Extreme example, granted. But the point is that there are things you can't solve, at least not in an immediately relevant sense, just by throwing money at them. Getting a developer's probably relatively easy. Getting one you'd want; at a price you can afford... knowing next to nothing about the technical area of the business yourself?

That may still be easier than selling something that doesn't exist, but it's not clear that it's orders of magnitude easier.


The problem is that most non-technical people with "ideas" don't have money, don't have connections, are not amazing at sales (otherwise they would have both money and connections) and don't even know now they are going to acquire customers.

They might think they are good at sales, but if that was really the case then getting enough money to hire someone to build your prototype is not that hard. Freelancers are everywhere, you can judge them by their portfolio, and getting someone to build you a greenfield project at market rates is not really difficult.


>Great sales people can sell anything to anyone.

If that were true then an inventor could have asked a great sales person to sell an engineer on the idea, and build it.

In fact, this isn't true at all, and most innovative ideas are forced to be built by the same person in whose head they are, precisely because it is not true that "great sales people can sell anything to anyone", and some of the best ideas can't be sold, but must be built instead.


This was not brought up but is relevant when a lot of discussion on this article is revolving around the business-developer relationship.

>Selling people mediocre products they don't need and probably can't afford, that is actually difficult.

This is exactly why developers (at least this one) have a pending distaste for business people. This should never, ever, be done. The difficulty of selling 'mediocre products' that are not in 'need' and to people who cannot 'afford' is awful and disgusting. It implies tricking the buyer for your own gain.

If you have a mediocre product do not misrepresent when you sell it. If you are trying to fck people out of their money, fck you.

The difficult case is what if you invest your livelihood in a product that turns out to be shitty. You are left with either tricking people in to buying it or facing the alternative -- debt, foreclosure etc.. This could include putting a family (wife or husband or partner and children out on the street). This sucks for all involved. Customers wish you had a good product, you wish you did too.

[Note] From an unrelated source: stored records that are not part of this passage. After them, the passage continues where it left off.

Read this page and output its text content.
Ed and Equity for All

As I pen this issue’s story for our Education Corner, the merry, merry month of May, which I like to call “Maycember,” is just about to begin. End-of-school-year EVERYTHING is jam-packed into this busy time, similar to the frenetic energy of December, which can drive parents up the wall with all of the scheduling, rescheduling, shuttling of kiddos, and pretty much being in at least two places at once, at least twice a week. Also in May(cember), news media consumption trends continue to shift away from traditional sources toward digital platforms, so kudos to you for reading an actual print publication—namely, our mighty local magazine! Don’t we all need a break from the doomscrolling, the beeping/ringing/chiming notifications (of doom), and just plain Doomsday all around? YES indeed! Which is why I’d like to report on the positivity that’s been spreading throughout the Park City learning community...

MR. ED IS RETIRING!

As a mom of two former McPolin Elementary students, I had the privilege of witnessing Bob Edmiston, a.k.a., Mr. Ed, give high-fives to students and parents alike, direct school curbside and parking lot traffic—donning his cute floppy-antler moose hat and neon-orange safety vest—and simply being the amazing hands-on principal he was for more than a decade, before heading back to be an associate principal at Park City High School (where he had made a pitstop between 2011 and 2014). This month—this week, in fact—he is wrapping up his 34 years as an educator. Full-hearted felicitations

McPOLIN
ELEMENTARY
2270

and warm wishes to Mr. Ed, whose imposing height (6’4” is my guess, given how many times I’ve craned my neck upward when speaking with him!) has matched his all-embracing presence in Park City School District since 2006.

This decision comes down to responsibility. You built that product. You were in charge or you bought in to the company. Take the loss, be honest about the product (note sales is still involved just not sales that misrepresents).

To be clear, sales is great. If sales is the method of opening people's mind enough to see what you genuinely believe are the best parts of your product. If its to lie and convince them to lie and buy a product that is 'medicore' and they cannot 'afford' (implicitly that this purchase will hurt them in other ways) then fck sales. This 'lying sales' is what the statement indicated and what I, and I think other developers, do not like.


That's because most inventors are not great salespeople and great salespeople are busy printing money to be peddling ideas to developers.